The three types of actors are shown in Figure 4 below, which illustates a system that has two event consumers, one of which writes to a database and the other logs activity.
Event-driven architecture is present in a wide variety of applications. For example, in user interfaces, events such as pressing a button are typically decoupled from the functionality that processes the button press. This can be implemented using event or action listeners, which are used to register functionality that should be executed in response to events.
Event-driven architectures and the publish-subscribe pattern provide the possibility of scaling producers, brokers, and consumers separately. For example, if producing a message is resource-intensive, one could create a large number of producers, each sending out messages when ready. Similarly, if a broker is under heavy load, additional brokers can be created, each responsible for specific types of events. Finally, if there are plenty of messages to be consumed, the number of consumers per consumer type can be scaled to match the demand.
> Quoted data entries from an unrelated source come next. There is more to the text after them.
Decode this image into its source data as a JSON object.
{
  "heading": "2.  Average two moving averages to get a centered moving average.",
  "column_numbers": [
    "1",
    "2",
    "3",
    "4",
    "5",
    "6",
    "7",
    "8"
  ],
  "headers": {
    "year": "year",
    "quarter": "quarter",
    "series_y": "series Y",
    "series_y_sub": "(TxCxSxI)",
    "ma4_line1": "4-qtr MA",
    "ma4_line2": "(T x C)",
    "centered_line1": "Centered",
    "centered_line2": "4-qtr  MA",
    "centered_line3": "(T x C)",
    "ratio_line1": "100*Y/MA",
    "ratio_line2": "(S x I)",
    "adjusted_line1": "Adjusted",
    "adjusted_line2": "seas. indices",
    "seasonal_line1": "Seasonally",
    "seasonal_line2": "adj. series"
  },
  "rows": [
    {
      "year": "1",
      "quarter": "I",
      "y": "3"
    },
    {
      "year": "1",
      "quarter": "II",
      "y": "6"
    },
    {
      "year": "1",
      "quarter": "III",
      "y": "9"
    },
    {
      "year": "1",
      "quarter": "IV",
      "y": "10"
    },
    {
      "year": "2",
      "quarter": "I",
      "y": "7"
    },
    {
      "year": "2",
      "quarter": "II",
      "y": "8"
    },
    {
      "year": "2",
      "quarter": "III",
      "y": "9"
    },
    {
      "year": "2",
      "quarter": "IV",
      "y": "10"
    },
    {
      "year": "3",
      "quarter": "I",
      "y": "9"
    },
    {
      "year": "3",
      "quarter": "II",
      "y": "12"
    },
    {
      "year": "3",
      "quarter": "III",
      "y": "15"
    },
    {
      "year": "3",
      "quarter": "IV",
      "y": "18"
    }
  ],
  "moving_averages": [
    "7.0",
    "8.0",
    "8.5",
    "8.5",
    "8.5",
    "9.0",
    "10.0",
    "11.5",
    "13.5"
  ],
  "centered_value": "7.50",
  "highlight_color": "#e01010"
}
At the core of the publish-subscribe pattern is asynchronous processing of information. Messages are created by producers, which send the messages to brokers. Brokers receive the messages and pass them forward to the consumers. This asynchronous processing is often enabled by message queues.
Message queues are services used for temporarily storing messages. They provide mechanisms to add messages to the queue and to retrieve messages from the queue.
Message queues can be used by brokers in the publish-subscribe pattern. In such cases, incoming messages from producers are temporarily stored in a message queue, which the broker processes by sending messages from the queue to the consumers.
Message queues enhance fault tolerance and scalability. Since messages are stored in the queue until they are retrieved, the failure of consumers does not lead to lost messages. In the event of a consumer failure, messages remain in the queue until the consumer can process them again. Similarly, during high load periods where producers generate more messages than consumers can handle, messages can accumulate in the queue and be processed when consumers have sufficient resources.
However, debugging and tracing errors in an event-driven architecture can be challenging due to the system’s asynchronous nature. As messages are passed between components, it can be difficult to follow the message flow. Ensuring data consistency is also more complex, as messages are handled asynchronously.